Brad Paisley was holding back tears as he sang his hit song "Last Time for Everything" to thousands of fans during a show in Canada in March.
The country music star could feel the gravity of that song because he knew as soon as he walked off stage that his world tour was over. The growing COVID-19 pandemic was shutting everything down.
Not only was virus itself terrifying, but ending a tour only two weeks after it started, without knowing when they could perform again, was going to be a huge financial hit for everyone, from the band and crew to the tour managers and music studios.
"I can barely sing it because I knew," Paisley said in an interview for the ABC News special, "The Year: 2020." "I didn't know it [was] going to be this long, but ... if I had known that, I would have broken down sobbing, not been able to sing it."
"It was hard to get through," he continued. "[It] got emotional for me when we said goodnight that night, and here it is, December, and we haven't done anything like that [show]."
Watch "The Year: 2020" on Tuesday, Dec. 29 at 9 p.m. ET on ABC.
Over the following weeks, Paisley and his family watched with the rest of the world as the pandemic and resulting shutdowns wreaked havoc on people's lives and the economy. COVID-19 shutdowns have devastated the music and live entertainment industry as concert venues remain closed.
To date, over 300,000 Americans have died from the coronavirus. Nearly 11 million Americans remain unemployed, according to the U.S. Department of Labor's most recent data from November.
"I found myself really scared in the beginning of this," Paisley said. "It really hit me that a lot of people were probably going to die... The sadness of that hit me pretty hard."
Seeing an entire year's worth of shows planned for his 2020 World Tour evaporate from his schedule hit him "like a ton of bricks," he said. He can release music, Paisley added, but not being able to tour to promote it is a huge financial hit for everyone from the crews to the studios.
Paisley said that fear and helplessness is what led him and his wife, actress Kimberly Williams-Paisley, to launch new initiatives around food insecurity and food assistance.
In March, they opened a free year-round grocery store -- called The Store -- in Nashville to help needy families. There is no charge to those referred or to the people and agencies that send them, according to its website.
Then, in September, they pledged to donate one million meals to food banks in 16 major cities. The couple and their food brand, Tiller & Hatch, worked with nonprofit Feeding America on the initiative, which was called the Million Meals Donation Tour.
"When we're delivering food or doing something that's helping, I feel less helpless," Paisley said. "For me, it was all about trying to find something that really felt like we were going to get through this."
For Paisley, music continues to be "medicine for the soul." Like several other country stars, he has performed and connected with fans virtually, streaming "quarantine concerts" from his Tennessee home and collaborating on Zoom with Darius Rucker, Carrie Underwood and other artists.
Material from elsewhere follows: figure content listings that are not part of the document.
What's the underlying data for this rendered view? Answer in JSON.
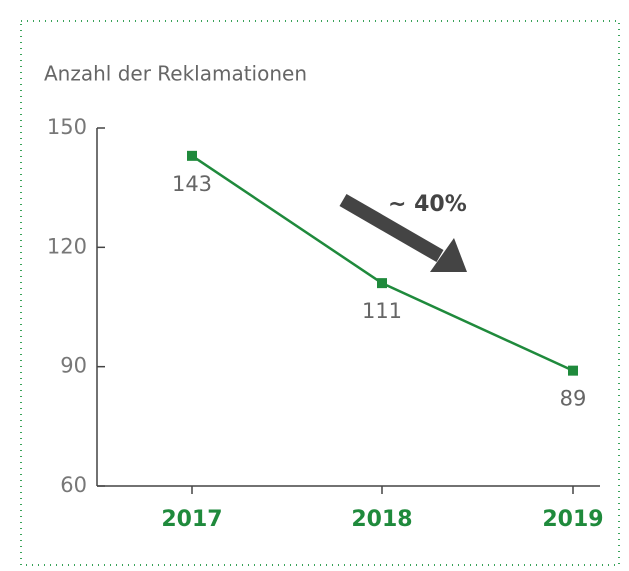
{
  "chart_data": {
    "type": "line",
    "title": "Anzahl der Reklamationen",
    "categories": [
      "2017",
      "2018",
      "2019"
    ],
    "values": [
      143,
      111,
      89
    ],
    "color": "#1f8a3c",
    "ylim": [
      60,
      150
    ],
    "yticks": [
      60,
      90,
      120,
      150
    ],
    "annotation": "~ 40%"
  }
}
"I would have never done [the quarantine concerts] in a normal year," Paisley said. "I would have never said 'Hey, here's my home. Here's my studio. I'm gonna play for you here." My dad was running the camera [and] my wife was running another camera for a couple of these."
Looking ahead to the future, one thing Paisley said he and his fellow artists will never take for granted again is being able to play live shows in front of their fans.
"The importance of music is glaringly obvious in ... times of crisis," he said. "I hope as a musician that we all sort of rise out of this and create music that helps us through the end of this thing."